Whilst the cloud solution is much more flexible than the traditional standalone server, there are still issues. Updating all the running cloud instances is not trivial. Developing for the cloud has challenges too: the laptop your developers are using may be similar to the cloud instance, but it is not the same. If you commit to AWS, migrating to Google Cloud is a non-trivial undertaking. And suppose, for whatever reason, you simply don’t want to hand over your computing to Amazon, Google or Microsoft?
Docker
Today’s solution is much, much smarter. You may have heard words like ‘container’, ‘microservice’ or ‘Docker’; you may have even heard of ‘Kubernetes’. These are already changing the face of big application computing today.

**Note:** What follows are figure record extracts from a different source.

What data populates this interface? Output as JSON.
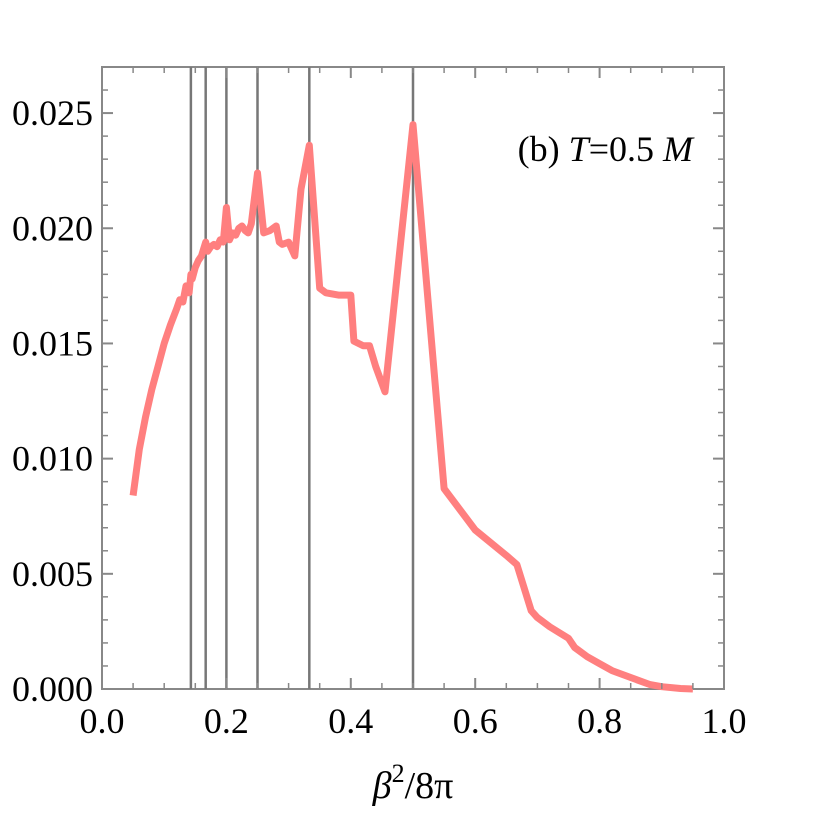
{
  "chart_data": {
    "type": "line",
    "title": "",
    "annotation": {
      "prefix": "(b) ",
      "var": "T",
      "rest": "=0.5 ",
      "unit": "M"
    },
    "xlabel": {
      "base": "β",
      "sup": "2",
      "rest": "/8π"
    },
    "ylabel": "",
    "xlim": [
      0.0,
      1.0
    ],
    "ylim": [
      0.0,
      0.027
    ],
    "xticks": [
      0.0,
      0.2,
      0.4,
      0.6,
      0.8,
      1.0
    ],
    "xtick_labels": [
      "0.0",
      "0.2",
      "0.4",
      "0.6",
      "0.8",
      "1.0"
    ],
    "yticks": [
      0.0,
      0.005,
      0.01,
      0.015,
      0.02,
      0.025
    ],
    "ytick_labels": [
      "0.000",
      "0.005",
      "0.010",
      "0.015",
      "0.020",
      "0.025"
    ],
    "vertical_lines": [
      0.1429,
      0.1667,
      0.2,
      0.25,
      0.3333,
      0.5
    ],
    "colors": {
      "series": "#ff7f7f",
      "vlines": "#777777",
      "frame": "#888888"
    },
    "grid": false,
    "series": [
      {
        "x": [
          0.05,
          0.06,
          0.07,
          0.08,
          0.09,
          0.1,
          0.11,
          0.12,
          0.125,
          0.13,
          0.135,
          0.14,
          0.1429,
          0.145,
          0.15,
          0.155,
          0.16,
          0.1667,
          0.17,
          0.175,
          0.18,
          0.185,
          0.19,
          0.195,
          0.2,
          0.205,
          0.21,
          0.215,
          0.22,
          0.225,
          0.23,
          0.235,
          0.24,
          0.25,
          0.26,
          0.27,
          0.28,
          0.285,
          0.29,
          0.3,
          0.31,
          0.32,
          0.3333,
          0.35,
          0.36,
          0.38,
          0.4,
          0.405,
          0.42,
          0.43,
          0.44,
          0.455,
          0.5,
          0.55,
          0.6,
          0.65,
          0.667,
          0.69,
          0.7,
          0.72,
          0.75,
          0.76,
          0.78,
          0.8,
          0.82,
          0.85,
          0.88,
          0.9,
          0.93,
          0.95
        ],
        "y": [
          0.0084,
          0.0104,
          0.0118,
          0.013,
          0.014,
          0.015,
          0.0158,
          0.0165,
          0.0169,
          0.0168,
          0.0175,
          0.0172,
          0.018,
          0.0178,
          0.0183,
          0.0186,
          0.0188,
          0.0194,
          0.019,
          0.0192,
          0.0193,
          0.0192,
          0.0195,
          0.0194,
          0.0209,
          0.0195,
          0.0198,
          0.0197,
          0.02,
          0.0201,
          0.0199,
          0.0198,
          0.0202,
          0.0224,
          0.0198,
          0.0199,
          0.0201,
          0.0194,
          0.0193,
          0.0194,
          0.0188,
          0.0217,
          0.0236,
          0.0174,
          0.0172,
          0.0171,
          0.0171,
          0.0151,
          0.0149,
          0.0149,
          0.014,
          0.0129,
          0.0245,
          0.0087,
          0.0069,
          0.0058,
          0.0054,
          0.0034,
          0.0031,
          0.0027,
          0.0022,
          0.0018,
          0.0014,
          0.0011,
          0.0008,
          0.0005,
          0.0002,
          0.0001,
          2e-05,
          0.0
        ]
      }
    ]
  }
}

Each component of your application – the website, the database and so on – runs in a container. A container is a self-contained, minimal software ‘box’ that runs just that one component.
There is some very clever orchestration software that manages these containers, and that’s where Docker and Kubernetes come into play. Docker is a mechanism for running the containers themselves. It’s operating system agnostic, which means it run anywhere: on AWS, on your own hardware, on Google Cloud, on your developer’s laptop. If your developer is running OSX on her MacBook, you’re running Windows on your office system, and your production system is running Linux, that’s fine: you can run Docker – and thus the containers – on any (or all) of them.
Kubernetes
Kubernetes manages the Docker instances. It ensures that enough instances are running, using whatever criteria you specify; it manages networking and security between the instances; it shares the workload across the underlying systems, be they AWS instances or your own servers; it manages both ephemeral and persistent storage: the list goes on.
Kubernetes is designed to run scalable, resilient and, if needs be, complex applications, and has built-in features to make life easier. For example, it supports namespaces, which allow the same application code to be deployed multiple times. You might choose to have a Production namespace, a Development namespace and a User Acceptance Testing namespace – or you might choose to have one namespace per git branch. Kubernetes can fit in with your development and deployment workflow, integrating with Continuous Integration and Continuous Deployment (CI/CD) systems.
Kubernetes isn’t just for ‘the big boys’, either. You can run a Kubernetes infrastructure anywhere. Run it on your laptop as proof of concept. Once you’re happy with it, migrate it to a server. That lets you explore it further, but of course you have a single point of failure in that server, so now migrate it to Google Cloud. Or to Amazon Web Services. Or whichever cloud provider you like. And, if you want to, you can build your own hardware infrastructure in house and run it there.
This is the future
Kubernetes is born of a Google project, GIFEE (‘Google’s Infrastructure For Everyone Else’). Google have been insanely successful running applications distributed across huge numbers of servers in a well-coordinated, secure way wherever they want. And now you can, too.